Ma se queste sono le conseguenze è facile intuire che siano frutto di scelte profondamente sbagliate da parte della politica, dei sindacati e pure del mondo imprenditoriale che ha fatto della sterilizzazione dei salari una bandiera. Coincidenza vuole – o forse no – che il lungo periodo di impoverimento reale degli italiani coincida con l’accordo sulla «politica dei redditi», la concertazione, siglato nel luglio del 1993 da Cgil, Cisl, Uil, Confindustria e governo.

Presidente del Consiglio era Carlo Azeglio Ciampi, Paolo Savona, attuale numero uno della Consob era ministro dell’Industria e Vincenzo Visco delle Finanze. La concertazione ebbe senza dubbio il pregio di superare il lungo periodo del «salario variabile indipendente dagli utili d’impresa», con la trappola della scala mobile, gli stipendi agganciati all’inflazione in una rincorsa infinita che rischiava di portarci fuori strada. La politica dei redditi legava i salari alla produttività e all’andamento dell’impresa. Ma qualcosa non ha funzionato.

Certo, la pattuglia dei Paesi di testa che guidano la classifica, quelli dove gli stipendi sono cresciuti di più, è composta soprattutto da Stati che riuscirono ad affrancarsi dal giogo comunista, uscendo dalla sfera d’influenza sovietica nel periodo fra la fine del decennio Ottanta e l’inizio del successivo.

IL SALARIO MINIMO IN EUROPA

È sicuramente il caso di Lituania, Estonia, Lettonia, Slovacchia, Repubblica Ceca e Polonia. Dunque non deve meravigliare se gli stipendi in quei Paesi siano cresciuti anche di oltre il 200% nel trentennio. Ma nell’Europa del Patto Atlantico il ragionamento non vale.
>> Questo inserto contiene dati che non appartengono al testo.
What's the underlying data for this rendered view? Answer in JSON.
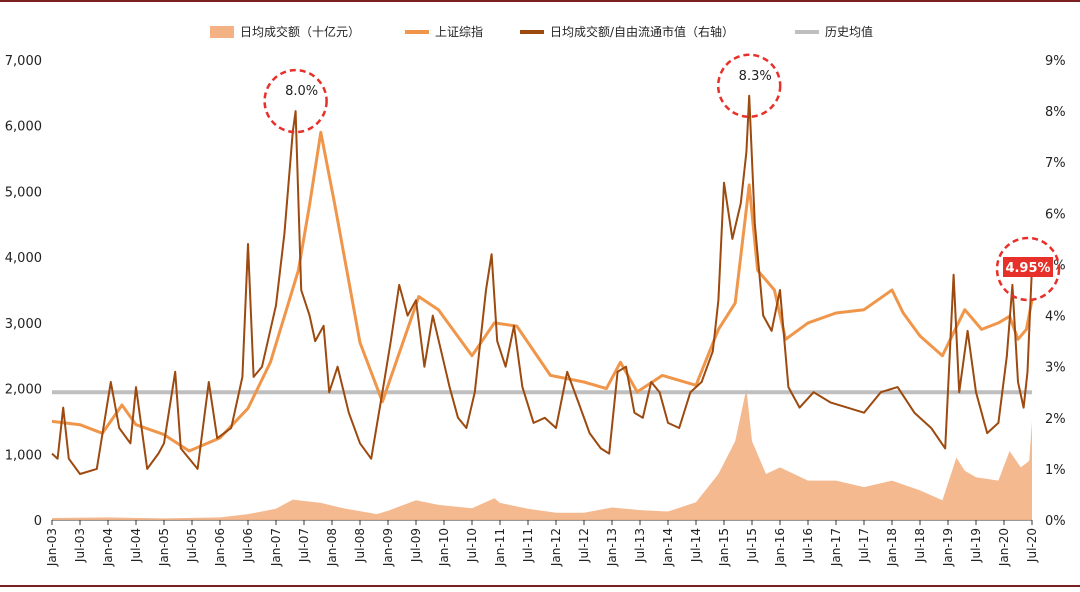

Come mai le retribuzioni dei tedeschi sono salite del 33,7% e quelle dei francesi del 31,8 mentre le nostre calavano del 2,9%? Ma non è finita. La direttiva Ue sul salario minimo, attesa a breve all’approvazione finale, in un Paese come il nostro dove i contratti collettivi fissano da tempo i livelli retributivi più bassi per ciascun settore, rischia di peggiorare ulteriormente le cose.

Fornendo a imprenditori poco lungimiranti, il pretesto per ancorare i salari ai valori minimi previsti dalla Ue. Buste paga a parte, la stagnazione nei consumi interni che ci ha afflitti per oltre un decennio, trova una spiegazione puntuale nei dati elaborati dal Censis. Si comperava meno perché gli stipendi reali non crescevano.